Cuba gives unusual Christmas gift

In what has been described as an unusual Christmas gift, Cuba’s supreme governing body on Dec. 23 pardoned nearly 3,000 prisoners, including some convicted of political crimes, but President Raul Castro refuses to ease travel ban to the United States.

Cuba’s Council of State agreed to release 2,900 prisoners, among them inmates who are more than 60 years old or are ailing, women and young people who do not have long criminal records, the Spanish-speaking Caribbean island’s Prensa Latina news agency reported.

It said those convicted of serious crimes such as murder, espionage or drug trafficking would not be part of the amnesty, though it added that some people convicted of political crimes were on the release list. No details on when the releases will occur were given.

“Some people condemned for crimes against state security will be freed,” according to an official government communiqué cited by Prensa Latina.

“All of them have completed an important portion of their sentence and shown good behavior,” it added.

Castro said the “humanitarian” pardon would include 86 foreigners from 25 nations. But a senior Cuban government official later said they did not include Alan Gross, a U.S. government subcontractor jailed in Havana.

Gross has served two years of a 15-year sentence on a charge of endangering the island’s national security by delivering sophisticated telecommunications equipment to Cuban Jews so they could access the Internet more easily.

Cuban officials have said Gross would be freed earlier only if Washington frees several Cuban spies arrested in Miami in 1996. Four are serving long sentences in U.S. prisons, and one completed his jail term this year but remains in the United States on parole.

The Obama administration has made it clear that until the 62-year-old Potomac, MD, man is freed, there can be no improvements in key U.S.-Cuba issues.

Cuba this year freed the last of some 75 political prisoners arrested in a notorious 2003 sweep.
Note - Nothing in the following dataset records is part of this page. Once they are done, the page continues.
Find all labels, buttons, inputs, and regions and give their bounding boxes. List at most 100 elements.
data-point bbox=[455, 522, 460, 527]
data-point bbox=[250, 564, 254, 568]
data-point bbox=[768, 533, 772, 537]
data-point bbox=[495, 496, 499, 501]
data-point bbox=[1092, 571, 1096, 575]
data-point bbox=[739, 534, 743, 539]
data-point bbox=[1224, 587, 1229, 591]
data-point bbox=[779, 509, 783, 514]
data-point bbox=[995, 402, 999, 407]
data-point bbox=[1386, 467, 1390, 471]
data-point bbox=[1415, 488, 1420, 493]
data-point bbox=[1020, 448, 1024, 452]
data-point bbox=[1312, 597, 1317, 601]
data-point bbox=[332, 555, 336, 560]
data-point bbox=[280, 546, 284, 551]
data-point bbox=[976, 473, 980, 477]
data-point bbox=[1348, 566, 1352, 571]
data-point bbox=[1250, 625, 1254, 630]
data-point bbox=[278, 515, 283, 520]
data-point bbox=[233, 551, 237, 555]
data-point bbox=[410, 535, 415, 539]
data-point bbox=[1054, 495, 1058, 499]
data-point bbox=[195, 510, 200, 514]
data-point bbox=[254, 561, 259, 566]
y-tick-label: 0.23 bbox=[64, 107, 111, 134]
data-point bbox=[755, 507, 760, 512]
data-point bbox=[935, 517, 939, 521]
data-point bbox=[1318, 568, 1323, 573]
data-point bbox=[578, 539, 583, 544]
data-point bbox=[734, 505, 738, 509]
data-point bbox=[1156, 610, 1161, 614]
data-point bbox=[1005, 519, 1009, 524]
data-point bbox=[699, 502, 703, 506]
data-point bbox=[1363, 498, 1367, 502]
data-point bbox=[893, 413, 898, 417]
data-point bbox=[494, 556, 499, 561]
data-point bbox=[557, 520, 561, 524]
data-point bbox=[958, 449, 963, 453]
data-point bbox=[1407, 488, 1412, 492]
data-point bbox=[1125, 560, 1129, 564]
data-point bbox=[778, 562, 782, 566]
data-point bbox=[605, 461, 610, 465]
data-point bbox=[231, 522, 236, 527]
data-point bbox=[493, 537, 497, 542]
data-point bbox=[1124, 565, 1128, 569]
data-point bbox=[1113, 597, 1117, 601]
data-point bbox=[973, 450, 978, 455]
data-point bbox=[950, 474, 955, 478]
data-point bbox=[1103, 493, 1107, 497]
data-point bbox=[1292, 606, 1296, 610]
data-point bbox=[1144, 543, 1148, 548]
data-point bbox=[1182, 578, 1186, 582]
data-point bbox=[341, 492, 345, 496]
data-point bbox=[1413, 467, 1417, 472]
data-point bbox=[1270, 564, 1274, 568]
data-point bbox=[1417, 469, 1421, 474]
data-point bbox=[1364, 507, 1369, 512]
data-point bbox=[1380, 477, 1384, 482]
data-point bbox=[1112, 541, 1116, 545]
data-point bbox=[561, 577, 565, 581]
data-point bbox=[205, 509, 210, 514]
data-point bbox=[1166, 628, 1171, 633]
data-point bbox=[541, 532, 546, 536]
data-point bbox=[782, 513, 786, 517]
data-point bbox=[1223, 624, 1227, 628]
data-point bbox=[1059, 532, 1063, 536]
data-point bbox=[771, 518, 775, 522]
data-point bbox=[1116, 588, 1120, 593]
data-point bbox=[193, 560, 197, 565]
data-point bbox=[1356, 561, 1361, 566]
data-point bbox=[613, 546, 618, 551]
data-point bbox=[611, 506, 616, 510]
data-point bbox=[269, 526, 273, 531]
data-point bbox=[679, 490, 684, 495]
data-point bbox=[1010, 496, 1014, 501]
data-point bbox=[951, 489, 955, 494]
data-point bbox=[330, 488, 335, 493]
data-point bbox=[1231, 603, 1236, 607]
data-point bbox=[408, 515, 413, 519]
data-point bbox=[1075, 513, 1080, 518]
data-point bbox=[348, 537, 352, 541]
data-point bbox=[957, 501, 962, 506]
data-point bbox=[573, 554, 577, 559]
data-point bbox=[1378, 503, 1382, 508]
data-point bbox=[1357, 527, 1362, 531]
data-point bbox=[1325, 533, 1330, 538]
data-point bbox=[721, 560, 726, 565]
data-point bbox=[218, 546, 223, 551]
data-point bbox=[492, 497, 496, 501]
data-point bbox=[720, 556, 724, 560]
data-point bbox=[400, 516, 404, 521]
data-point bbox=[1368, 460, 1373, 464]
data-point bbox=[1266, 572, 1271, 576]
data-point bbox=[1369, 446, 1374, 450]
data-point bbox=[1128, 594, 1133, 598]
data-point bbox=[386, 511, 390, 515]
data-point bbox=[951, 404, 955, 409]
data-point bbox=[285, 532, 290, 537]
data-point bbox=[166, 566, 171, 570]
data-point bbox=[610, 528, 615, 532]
While others remain jailed for politically motivated crimes, most of those were involved in acts of violence, such as hijacking.

Human rights group Amnesty International no longer includes any Cuban prisoners among its list of “prisoners of conscience” around the world.

Castro also put on ice highly-anticipated plans to ease travel restrictions on Cubans, telling lawmakers the nation would not be pressured into moving too fast and citing continued aggression from the United States as the reason for his cautious approach.

Cuba has been awash in speculation the much-hated regulations, which prevent most Cubans from leaving the island, might be lifted during the Dec. 23 session of the National Assembly.

But Castro said the time still wasn’t right, despite a year of free-market reforms that has seen the Communist government legalize a real estate market and increase private business ownership.

“Some have been pressuring us to take the step as if we were talking about something insignificant, and not the destiny of the revolution,” he said, adding that those calling for an end to the travel restrictions “are forgetting the exceptional circumstances under which Cuba lives, encircled by the hostile policy of the U.S. government.”

Cuba requires its citizens to obtain expensive exit permits that are usually difficult to obtain before they can travel abroad; and the government seizes the properties of those who move to other countries and makes it difficult for Cubans living abroad to visit the island.

Castro, who first acknowledged the need to reform migratory policy in August, told lawmakers that many Cubans want changes to travel policy and that his government remains committed to “slowly” introducing required changes.

But he announced no changes at all, saying that the issue was “complex” and that Cuba faces “exceptional circumstances” like “the siege created by the subversive and meddlesome policies of the U.S. government.” Any Cuban who sets foot on U.S. territory is allowed to remain and receives residency.

Castro criticized President Barack Obama, saying he was the 11th American president since the 1959 revolution led by his brother Fidel, and appeared “not to understand” the sacrifices Cuba had made in its struggle for independence and sovereignty, including the Bay of Pigs invasion and the Cuban Missile Crisis, as well as Washington’s 49-year trade and travel embargo.

“Sometimes, he [Obama] gives the impression he has not even been informed of this reality,” Castro said, repeating his willingness to normalize relations with the U.S. under the “right conditions.”

Meantime, thousands of Cuban-Americans have been flying home this week to celebrate the New Year.

These types of annual pilgrimages would have been sharply curtailed if two South Florida, Republican Cuban-American congressmen had succeeded in returning to the Bush-era limit of once every three years.

The measure backed by Congressmen Mario Diaz-Balart and David Rivera was tucked into the Congressional spending bill, but Republican leaders jettisoned it last week as part of a last minute compromise.

Obama allowed unlimited family visits by Cuban-Americans shortly after taking office and removed the US$1,200 annual cap on remittances.